- The Washington Times - Friday, April 24, 2020

Bowing to public backlash, a Connecticut town has canceled plans to use drones to stealthily check residents for signs of coronavirus.

The town wanted to partner with drone maker Draganfly, which said its drones would use special cameras to monitor the heart rate, respiratory rate and skin temperature of residents.

Residents balked at the first-of-its-kind program.

“We heard and respect your concerns, and are therefore stepping back and re-considering the full impact of the technology and its use in law enforcement protocol,” Westport First Selectman Jim Marpe said in a statement posted on Facebook.

He conceded that plans for drone medical surveillance of the population were “not well-received.”

Draganfly CEO Cameron Chell had promised his drones would not collect “individualized data” or identify people.

“The system takes population samples and provides this anonymized data to our public safety officials so that we can have clear data giving us indication of population health and allowing our officials to make decisions based on real data,” Mr. Chell said in the video released before the town pulled out. “This system and our work with public safety officials is so important because never again do we want to be in a situation where we’re having to make such drastic guesses for such tremendous decisions that affect not just human lives but also the economy and the world population.”

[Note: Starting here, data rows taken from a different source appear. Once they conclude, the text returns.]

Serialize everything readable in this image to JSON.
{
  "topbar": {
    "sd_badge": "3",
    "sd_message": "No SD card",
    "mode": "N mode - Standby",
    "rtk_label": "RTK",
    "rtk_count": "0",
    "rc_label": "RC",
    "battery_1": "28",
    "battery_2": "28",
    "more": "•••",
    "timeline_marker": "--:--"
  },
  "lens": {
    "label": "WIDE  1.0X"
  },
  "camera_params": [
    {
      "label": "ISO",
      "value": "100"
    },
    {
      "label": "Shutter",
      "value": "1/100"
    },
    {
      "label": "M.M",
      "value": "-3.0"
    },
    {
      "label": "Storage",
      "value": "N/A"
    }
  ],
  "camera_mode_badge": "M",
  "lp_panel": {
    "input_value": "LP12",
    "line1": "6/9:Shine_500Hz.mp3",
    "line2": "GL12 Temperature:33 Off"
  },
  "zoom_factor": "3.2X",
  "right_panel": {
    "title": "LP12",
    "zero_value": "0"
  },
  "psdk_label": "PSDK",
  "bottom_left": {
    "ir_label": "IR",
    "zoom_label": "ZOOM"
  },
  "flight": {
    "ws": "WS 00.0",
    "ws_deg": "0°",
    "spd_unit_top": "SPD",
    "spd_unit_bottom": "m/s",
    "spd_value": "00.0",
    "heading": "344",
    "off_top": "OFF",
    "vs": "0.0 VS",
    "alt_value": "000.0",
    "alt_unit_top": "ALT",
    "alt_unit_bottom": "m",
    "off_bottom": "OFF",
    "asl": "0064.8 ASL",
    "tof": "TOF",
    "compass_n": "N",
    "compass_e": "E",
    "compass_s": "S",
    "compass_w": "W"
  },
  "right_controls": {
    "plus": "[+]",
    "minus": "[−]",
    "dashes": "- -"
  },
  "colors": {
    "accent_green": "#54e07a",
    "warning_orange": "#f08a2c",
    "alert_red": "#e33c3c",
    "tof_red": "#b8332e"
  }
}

Mr. Chell said his company was “pleasantly overwhelmed” by the feedback from public safety agencies nationwide that are interested in using drones to conduct biometric surveillance on their constituents.

Westport may still be interested in the future.

Westport Police Chief Foti Koskinas said on Facebook the police have scrapped the program now but hope to find appropriate scenarios where the town can work with the drones in the future.

“Although I see the greater potential of this technology, I will always be responsive and respectful of the concerns of our citizens in every decision that I make,” Mr. Koskinas said. “It is a fact that the COVID-19 virus continues to spread through the global community, and therefore poses a serious and credible threat to us all now and in the future. In our steadfast commitment to public service, we remain honored to have been given an opportunity to assist in a pilot program which could someday prove to be a valuable lifesaving tool.”

Westport previously began a drone program in 2016, and one of its officers, Ryan Paulsson, has received a waiver from the Federal Aviation Administration to operate small unmanned aircraft systems.